Ratio Data: Understanding Pitfalls and Knowing When to Standardise

1
Faculty of Science and Technology, London Sport Institute, Middlesex University, StoneX Stadium, Greenlands Lane, London NW4 1RL, UK
2
Centre for Clinical Epidemiology, Lady Davis Institute, Jewish General Hospital, 3755 Cote Ste-Catherine Road, Montreal, QC H3T 1E2, Canada
3
Faculty of Kinesiology, Sport Medicine Centre, University of Calgary, 2500 University Dr. NW, Calgary, AB T2N 1N4, Canada
*
Author to whom correspondence should be addressed.
Symmetry 2023, 15(2), 318; https://doi.org/10.3390/sym15020318
Submission received: 13 January 2023 / Accepted: 20 January 2023 / Published: 22 January 2023

1. Introduction

Ratios represent a single-value metric but consist of two component parts: a numerator variable and a denominator variable. Strictly speaking, a ratio is defined as: “the quantitative relation between two amounts showing the number of times one value contains or is contained by another”. When we discuss symmetry in sport science, we are generally comparing values of some metric between left and right sides or between agonist and antagonist muscles. The typical practice is to express the comparison as a ratio (differences are also a way of standardizing under different assumptions), such as the injured limb having only 60% of the strength of the uninjured limb. Conceptually though, we are using the ratio as one way to standardize the value of one variable with respect to another.
In both applied practice and research in sport science, ratios are more common than many realise. Where strength is concerned, typical examples include standardizing data to the contralateral limb or to the antagonist muscle (i.e., hamstring to quadriceps strength ratio—H:Q). Other ratio measures are often obtained from commonly used performance tests, including the reactive strength index (RSI) calculated from the drop jump or the RSI Modified (RSI-Mod) from a countermovement jump (CMJ). In addition, ratios have emerged more recently in sport science that blend two different strength capacities, such as the dynamic strength index (DSI) that normalises the peak force obtained from an isometric strength test (e.g., mid-thigh pull) with the peak force measured during a ballistic jump (e.g., CMJ). Even common mathematical constructs arising from calculus-like derivatives (the rate of change of a variable such as the rate of force development) and integrals (the area under a curve such as impulse) can be seen as coupled outcomes arising from two independent measures (force and time). However, the relevance of an example-like impulse is that it is the key determinant of the vertical jump height by virtue of Newton’s laws of motion.
For context, Table 1 provides some examples of ratio data that are often used in practice and research, with their associated method of calculation. Despite their common use, the interpretation of ratio standardisation, whether for symmetry or other reasons, often provides challenges, some of which are not always obvious to practitioners. Typically, when monitoring a change in ratios, if an intervention affects both the numerator and denominator, there will likely be challenges in interpreting the ratio appropriately. Therefore, the aim of this editorial is to use some examples to highlight when using this form of standardisation may be helpful, and when using it can lead to misinterpretations.

2. Multiplying Errors

Every test has some level of error due to the equipment, the testing methods, warm-up protocols, and the variability arising from the participants themselves [7,8]. When we combine two variables, we may sometimes compound the error if these measures are not closely correlated. This can negatively impact the reliability (and therefore usability) of the data. For example, Bishop et al. [3] showed two measures of test–retest reliability (intraclass correlation coefficient [ICC] and coefficient of variation [CV]) for the unilateral DSI, which were notably worse than the reliability measures of both the numerator and denominator independently (Table 2). This will likely pose a challenge for sport scientists wanting to track changes over time for decision-making purposes.

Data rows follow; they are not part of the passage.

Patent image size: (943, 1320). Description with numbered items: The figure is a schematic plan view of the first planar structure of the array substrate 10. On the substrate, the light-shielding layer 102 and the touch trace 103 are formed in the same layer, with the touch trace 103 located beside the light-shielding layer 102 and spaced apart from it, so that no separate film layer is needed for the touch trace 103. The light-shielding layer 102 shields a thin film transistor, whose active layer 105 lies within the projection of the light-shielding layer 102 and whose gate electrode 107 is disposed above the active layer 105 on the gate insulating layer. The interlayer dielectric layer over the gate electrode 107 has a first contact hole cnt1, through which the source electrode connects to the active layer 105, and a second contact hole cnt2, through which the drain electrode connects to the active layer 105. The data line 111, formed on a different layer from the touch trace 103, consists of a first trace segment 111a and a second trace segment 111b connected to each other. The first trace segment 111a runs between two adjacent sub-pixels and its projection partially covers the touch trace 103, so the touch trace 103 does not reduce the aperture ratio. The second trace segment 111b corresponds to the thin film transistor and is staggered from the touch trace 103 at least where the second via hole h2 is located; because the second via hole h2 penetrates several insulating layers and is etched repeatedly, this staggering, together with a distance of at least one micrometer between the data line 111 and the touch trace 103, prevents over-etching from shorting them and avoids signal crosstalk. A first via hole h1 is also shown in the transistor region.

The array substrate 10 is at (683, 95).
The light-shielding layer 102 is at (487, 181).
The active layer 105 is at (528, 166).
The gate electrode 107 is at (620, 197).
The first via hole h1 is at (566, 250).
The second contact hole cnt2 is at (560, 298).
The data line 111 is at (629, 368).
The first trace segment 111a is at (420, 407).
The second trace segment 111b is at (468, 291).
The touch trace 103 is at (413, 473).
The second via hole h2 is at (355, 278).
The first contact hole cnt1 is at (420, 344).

3. So, When Should We Standardise an Outcome?

While this editorial focuses on indexes and ratios of between-limb symmetry, a relatable example for the sport sciences on interpreting the effects of training on a ratio variable is shown in Table 3. These data provide results from a hypothetical monitoring scenario, including the jump height, ground contact time (GCT), and the calculated RSI from these two measures. The RSI scores improve each week but the underlying reason for the improvement is sometimes due to the numerator (jump height) changing and sometimes due to the denominator (GCT) changing. For example, in week two, an increase in the jump height drives the increase in the RSI, but in week three, the improvements in the RSI are now attributable to a shorter GCT. Finally, in week four, there is a concurrent improvement in both the component parts (i.e., jump height increases and GCT decreases), which causes the largest improvement in the RSI.
The most important point is that practitioners might miss important training-related information if they were only tracking the ratio metric (RSI) without its component parts. First, because an increased jump height alone or a shorter GCT alone might be important for sport performance in some contexts, we may design training to affect only one of these depending on an athlete’s given strengths and weaknesses. In this instance, it would be prudent to follow the independent component parts over time rather than the ratio to ensure the desired adaptation occurs. Second, athletes can improve their RSI score by the same amount through being faster off the ground or jumping higher. Similarly, athletes might have a constant RSI if their jump height were to improve, but the GCT worsened by the same proportional amount. Thus, examining only the ratio is likely to miss important clinical- or training-related information.
With this in mind, we need to think carefully about when to use a ratio. Standardisation should be used when it directly answers the question being asked or provides some additional value that would help intervene and train an athlete beyond tracking the component parts themselves. To develop our RSI example further, consider a volleyball player that has a short GCT (e.g., 150 ms) but is not able to jump above the net. Clearly, we must increase the jump height for them to be effective at spiking or blocking. In this context, our intervention might be to have the athlete use a longer GCT so they can increase their net impulse and, therefore, jump height. Similarly, consider a volleyball player with a longer GCT (e.g., 600 ms) that jumps one metre above the net. For maximising the performance in volleyball, we might want to prioritise an intervention that encourages them to reduce their contraction time so that they are able to take spiking or blocking positions sooner, even if this results in a lower jump height, so they reach the requisite height to spike or block the shot. In both these contexts, the RSI does not address the performance-related training question.
Let us take one final example when standardisation could lead practitioners awry. Desirable ratios have been suggested for the H:Q ratio with respect to its relationship to a subsequent injury after an anterior cruciate ligament (ACL) reconstruction [9,10] given that the hamstring muscle group has been positioned as an ACL agonist that counteracts the anterior shear forces acting on the tibia. However, an ACL injury is known to impair the quadriceps strength and RFD capacity of both limbs (through decreased voluntary activation or other mechanisms), with the quadriceps strength also shown to predict a subsequent ACL reinjury [11,12]. A practitioner who is inclined to track only the H:Q data as the hallmark of a neuromuscular recovery may mistake the weakness of the quadriceps muscle for an “optimal H:Q” (i.e., the H:Q increases because the quadriceps strength decreases, not because hamstring strength increases) [9]. Thus, we cannot think of a context where tracking the H:Q directly answers an important clinical question or provides extra value beyond tracking the individual component parts.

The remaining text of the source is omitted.